O idioma é a primeira forma em que as pessoas conseguem estabelecer a ideia de mundo. Se não houvesse comunicação de um indivíduo com outro, não haveria mundo.
“Aquela era a língua do que é, e tudo que fosse falado nela se tornava realidade (…) Eu havia falado a língua da criação”
Então Gaiman consegue unificar tudo o que ele vinha narrando durante o romance nesta palavra: comunicação. Livros, histórias (reais ou não), aventuras infantis e tudo o que é comunicável constroem o véu que oculta o verdadeiro mundo. E o que é a infância senão uma história real que a pessoa viveu uma vez e para qual sempre quer voltar? E hoje ela oculta essa história com o véu de um cidadão bem sucedido?
O mundo comunicável entre as pessoas cobre este universo de verdades, e Gaiman tece algumas ideias sobre o que este universo significa. É dele que vem todas as coisas que existem e as outras das quais não se tem conhecimento. Neste universo tudo coexiste de modo diverso e espalhado. E é este o universo estampado na capa do livro: o oceano.
“Eu vi o mundo que eu andara desde o meu nascimento e compreendi sua fragilidade, entendi que a realidade que eu conhecia era uma fina camada de glacê num grande bolo de aniversário escuro revolvendo-se com larvas, pesadelos e fome. Eu vi o mundo de cima e de baixo. Vi que havia padrões, portões e caminhos além da realidade. Eu vi todas essas coisas e compreendi, e elas me preencheram, da mesma forma que a água do oceano me preenchia. Tudo sussurrava para dentro de mim. Tudo falava para tudo, e eu sabia tudo”
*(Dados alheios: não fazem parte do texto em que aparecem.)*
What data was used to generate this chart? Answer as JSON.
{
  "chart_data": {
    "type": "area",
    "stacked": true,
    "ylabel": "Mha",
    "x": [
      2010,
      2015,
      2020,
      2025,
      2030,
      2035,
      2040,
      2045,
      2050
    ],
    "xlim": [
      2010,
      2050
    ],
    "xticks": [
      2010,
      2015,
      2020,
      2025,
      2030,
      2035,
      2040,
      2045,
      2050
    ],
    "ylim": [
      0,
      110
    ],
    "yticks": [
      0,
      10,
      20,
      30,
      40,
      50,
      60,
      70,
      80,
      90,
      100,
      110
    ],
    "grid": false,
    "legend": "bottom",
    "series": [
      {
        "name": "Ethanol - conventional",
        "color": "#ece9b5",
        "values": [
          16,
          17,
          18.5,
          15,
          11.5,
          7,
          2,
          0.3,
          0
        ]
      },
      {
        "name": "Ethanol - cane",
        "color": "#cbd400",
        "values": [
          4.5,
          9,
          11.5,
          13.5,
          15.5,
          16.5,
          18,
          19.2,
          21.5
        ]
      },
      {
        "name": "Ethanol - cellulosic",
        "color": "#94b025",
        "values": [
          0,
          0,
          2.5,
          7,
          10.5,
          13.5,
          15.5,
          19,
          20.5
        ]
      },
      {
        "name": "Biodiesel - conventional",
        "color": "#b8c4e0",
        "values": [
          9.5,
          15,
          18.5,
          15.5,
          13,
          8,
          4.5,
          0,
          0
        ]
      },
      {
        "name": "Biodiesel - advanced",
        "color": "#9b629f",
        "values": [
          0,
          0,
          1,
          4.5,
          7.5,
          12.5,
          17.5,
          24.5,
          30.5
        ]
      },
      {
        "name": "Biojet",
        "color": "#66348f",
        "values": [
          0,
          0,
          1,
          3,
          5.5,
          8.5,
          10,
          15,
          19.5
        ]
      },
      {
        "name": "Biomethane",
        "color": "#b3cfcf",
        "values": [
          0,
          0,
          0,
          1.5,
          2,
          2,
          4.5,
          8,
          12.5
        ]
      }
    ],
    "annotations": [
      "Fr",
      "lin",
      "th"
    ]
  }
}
O oceano de Lettie Hempstock, que fica em sua fazenda no fim do caminho da cidadezinha, é retratado como o lugar do tudo, onde todas as coisas estão. É, de alguma forma, o símbolo do que aguada a pessoa quando ela morrer, bem como tudo o que existiu antes dela nascer. É bem como o título diz: O Oceano no Fim do Caminho, todo o conhecimento que nos aguarda quando chegarmos ao final da vida; conhecimento que só é possível em nossas vidas através da linguagem.
“Eu ficaria aqui até o fim dos tempos, num oceano que era o universo que era a alma que era tudo o que importava. Eu ficaria aqui para sempre”
E por fim, Gaiman sintetiza essas reflexões acerca do universo, do mundo e da vida que levamos no conceito de pessoa e o que isso implica. Ser uma pessoa muitas vezes nubla o que é ser um humano.
“Já é difícil o bastante estar vivo, tentando sobreviver no mundo e encontrar seu lugar nele, fazer as coisas de que se precisa para seguir em frente, sem se perguntar se aquilo que você acabou de fazer, o que quer que tenha sido, foi o suficiente para a pessoa que, se não morrera, desistira da própria vida”
E é importante lembrar constantemente que, antes de sermos pessoas, somos indivíduos com nossas próprias convicções, ambições, desejos e pensamentos. E não há nada errado em ser como somos.
“Não existe passar ou ser reprovado em ser uma pessoa”
O livro ainda abarca diferentes símbolos mitológicos. As três mulheres Hempstock descritas na história são uma clara referência às Moiras, titânides gregas que controlavam o destino dos seres mortais e imortais. Elas fabricavam o tecido da vida, teciam-no e o cortavam. E isso fica claro quando a Velha Hempstock corta e costura um tecido para mudar uma situação que o protagonista sofreu.